Все знали, на что намекает худрук: у него было приглашение в Ганновер.
— Скатертью дорога. Удерживать не станем.
Герберт не сумел ответить худруку спокойно, с холодным достоинством, прорвалась досада: он не мог понять, как из-за сорванного срока премьеры можно переменить страну, людей. «Чихать я хотел на ваш договор». А еще на что?
Вот оно то самое, вот какую проблему хотел он развить в своем докладе: тезис и антитезис, война и мир, убийство Лумумбы и межпланетная эра. Герберт снова поостыл и испытывал теперь одно только желание: быть понятным и доступным.
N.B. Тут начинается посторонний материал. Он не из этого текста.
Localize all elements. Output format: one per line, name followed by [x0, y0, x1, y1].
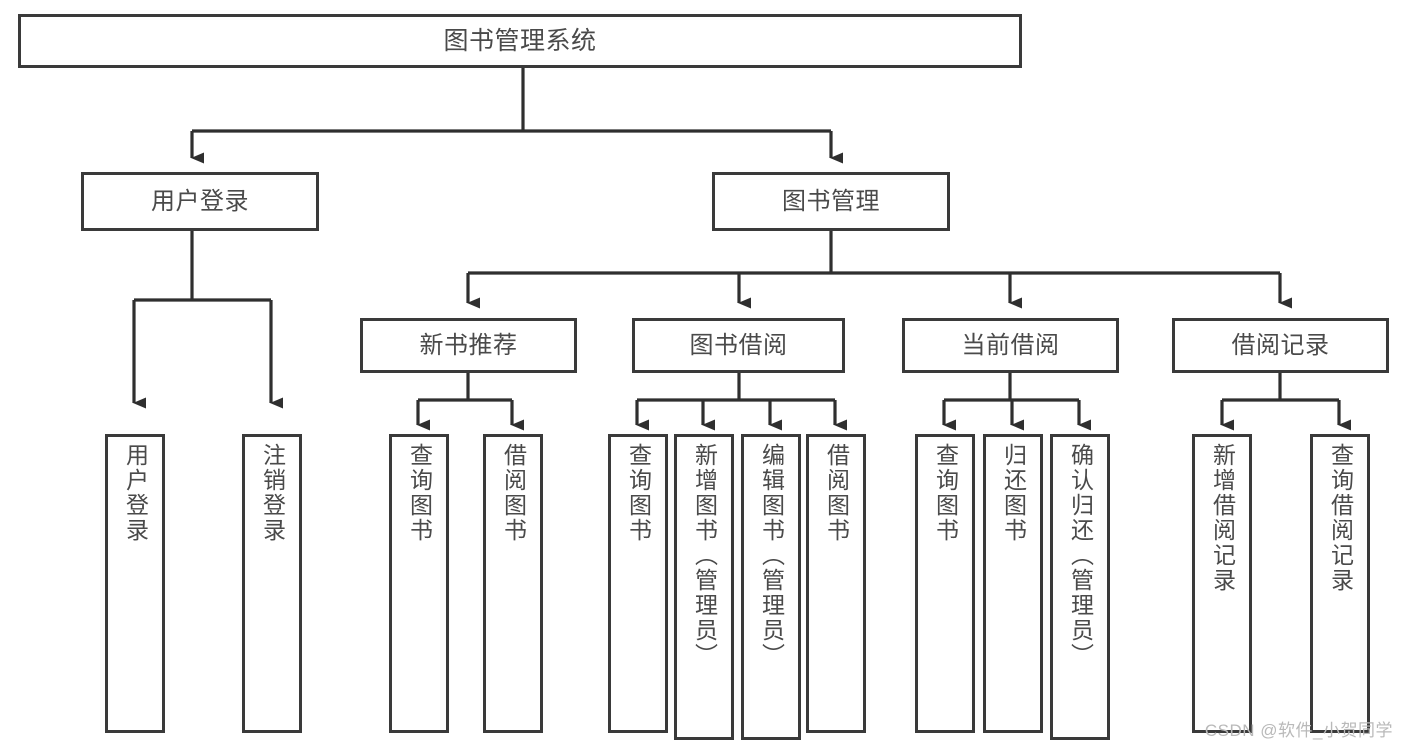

Томас решил пренебречь запретом секретарши. Назвав свое имя, он заметил, что она колеблется. Он знал: Герберт у себя.
— Сейчас действительно нельзя, никак нельзя.
Томас сел, готовый ждать сколько понадобится.
— Не знаю, имеет ли это смысл, — сказала секретарша и продолжала писать, несколько смущенная уверенным поведением Томаса.